Prism/NSA : un impact finalement plus grand que prévu ?

Contrairement à Forrester, l’Itif estime que ses prévisions initiales d’impact commercial des révélations sur les activités d’espionnage de la NSA seront largement dépassées.

C’était en août 2013. Peu après le début des révélations sur les activités de l’agence américaine du renseignement, avec en particulier son programme Prism, l’Information Technology & Innovation Foundation (Itif) estimait que « l’industrie américaine du Cloud Computing risque de perdre 22 Md$ à 35 Md$ au cours des trois prochaines années » du fait de ces révélations.

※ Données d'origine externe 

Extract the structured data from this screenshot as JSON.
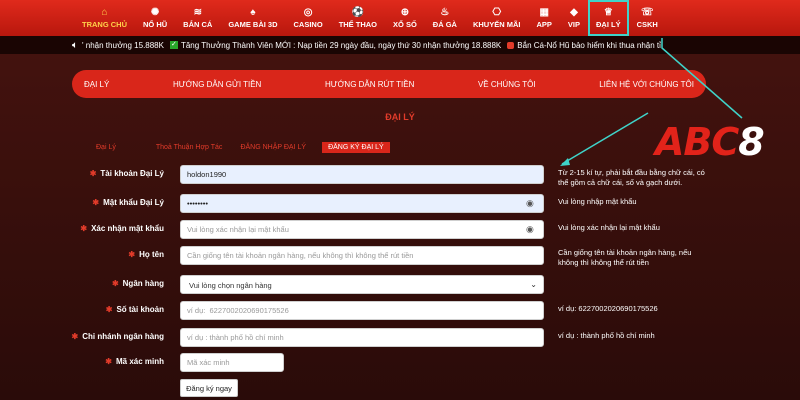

A l’époque, James Staten, du cabinet Forrester allait plus loin. Selon lui, la menace de perte de chiffre d’affaires pour l’industrie américaine des services Cloud se montait plutôt à 180 Md$ sur trois ans, « soit 25 % du chiffre d’affaires de tous les fournisseurs de services IT sur la période ».

Mais voilà, début avril, le même cabinet estimait que Prism n’a pas eu l’impact commercial craint initialement. Pour le cabinet, les entreprises utilisatrices ont continué à faire confiance à leurs partenaires nord-américains. Mais ils sont ressortis du scandale avec une position renforcée pour gérer leur propre sécurité : « la prise de conscience globale sur la cybersécurité progresse et les entreprises prennent des mesures substantielles pour protéger leurs informations de valeur, non seulement de l’espionnage des gouvernements, mais aussi des cyberattaques ».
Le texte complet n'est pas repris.